Two weeks ago I shared Dad’s One Pot Spanish Rice. This week I’m sharing Mom’s Quinoa Salad.
Sorry this week’s recipe is so late. My parents were visting me the past week and I didn’t have any time to film, let alone cook! So this week I’ll share what my mom made me.
This is my mom’s favourite recipe to make when we have family over. I don’t know what the reason is, but my hypothesis is:
it’s easy,
and it’s been well liked in the past,
which is a good indication that it will be well liked in the future at family gatherings.
Mom’s Quinoa Salad
Serves: 6 - 8 as a main course, or about 10 - 12 as a side
Prep time: 10 minutes
Cook time: 20 minutes (or more, if you use a rice cooker)
Tools:
A large pot
Ingredients
Quinoa
2 cups quinoa, uncooked
4 cups water
1/2 tsp salt
pinch of ground pepper
Remainder
1 can black beans, rinsed and drained
2 tbsp balsamic vinegar
1 red pepper, finely chopped
4 green onions, finely chopped
1/4 cup fresh cilantro, chopped
1/4 cup lime juice
1/2 cup olive oil
1/4 tsp cumin
1 tsp red pepper flakes
1 garlic clove, minced
salt and pepper to taste
Method
Make the quinoa: rinse it with cold water and drain well.
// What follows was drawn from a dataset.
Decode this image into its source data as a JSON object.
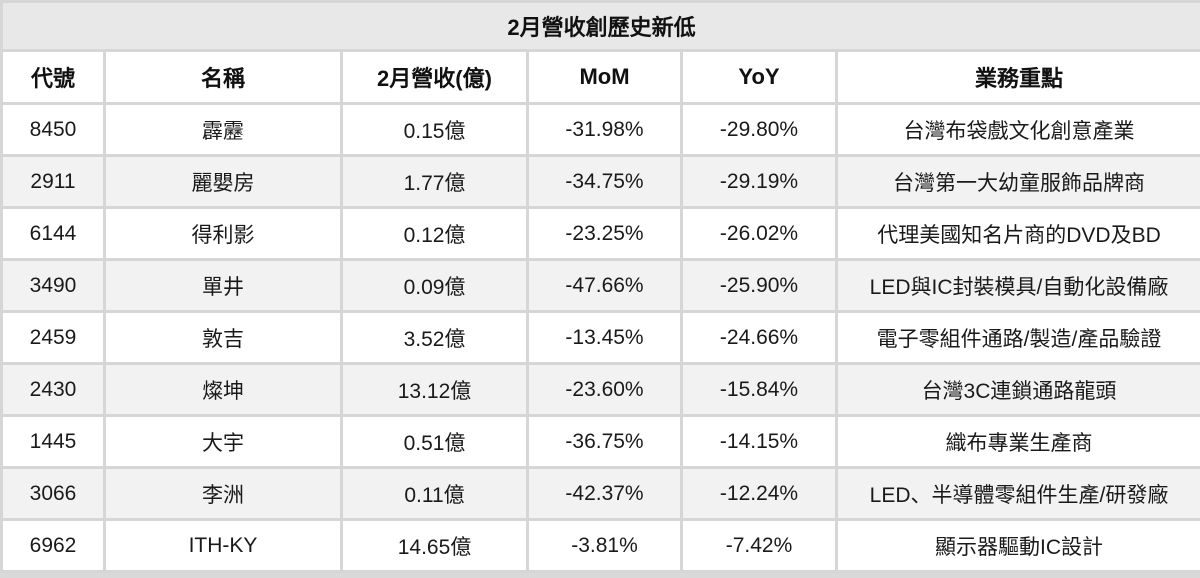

Option 1: Cook in a rice cooker. Put quinoa in the rice cooker along with the water (4 cups), 1/2 tsp salt, and pinch of ground pepper. Cook.
Option 2: Cook on the stove top. Put quinoa in a medium pot along with the water, salt, and pepper. Bring to a boil, then turn down the heat and let simmer covered for 17 minutes. Take off the heat after 17 minutes is up, and uncover the pot to let it cool completely.
While the quinoa is cooking, make the sauce:
Whisk the lime juice, olive oil, cumin, red pepper and garlic.
Taste the sauce.
Add salt and black pepper.
Taste.
Add salt and black pepper.
Repeat until satisfied.
While the quinoa is cooking (or cooling):
Toss the beans and vinegar together in a large mixing bowl.
Add the red pepper, green onion, cilantro, black beans, and quinoa (once it has cooled).
Mix together.
Add the sauce to the mixing bowl. Mix everything together.
Enjoy!
Link to printer version.
Meal prep this! Make a triple batch. It keeps well in the fridge for about 5 days to a week. And it tastes even better when it has sat overnight, as that lets the flavours marinate.
Make it (even) tastier: Add a tahini dressing to it. Try mixing together the following, and pouring it over the salad. Adjust as desired:
1/4 cup tahini
1/2 tsp cumin
1/2 tsp salt
1/2 tsp sugar
3 tbsp water (more or less depending on how thick you like your sauce)
Roast the red pepper: Instead of one fresh red pepper, try dicing up two red peppers (they will shrink when cooked) and using that instead. It’s easy enough as you just have to add the extra step of putting the red pepper into the oven.
Roast at 425 degrees F, for about 18 to 20 minutes or until roasted to your liking.
Add more protein: Double the amount of beans. Or add a can of chickpeas in addition to black beans.
Quinoa: You could use rice if you like. I don’t think it’ll turn out as well, but it’s doable.
Black beans: Use chickpeas, white beans, or whatever protein. Cubes of firm tofu could work too.
Red pepper: Green pepper, carrots, or another other vegetable could work here. Red pepper is nice though because it’s sweet, and because it adds a nice colour.
Cilantro: If you don’t enjoy the taste of cilantro, then feel free to omit.
Lime juice: Sub lemon juice in a 1:1 ratio.
Red pepper flakes: Sub chili flakes.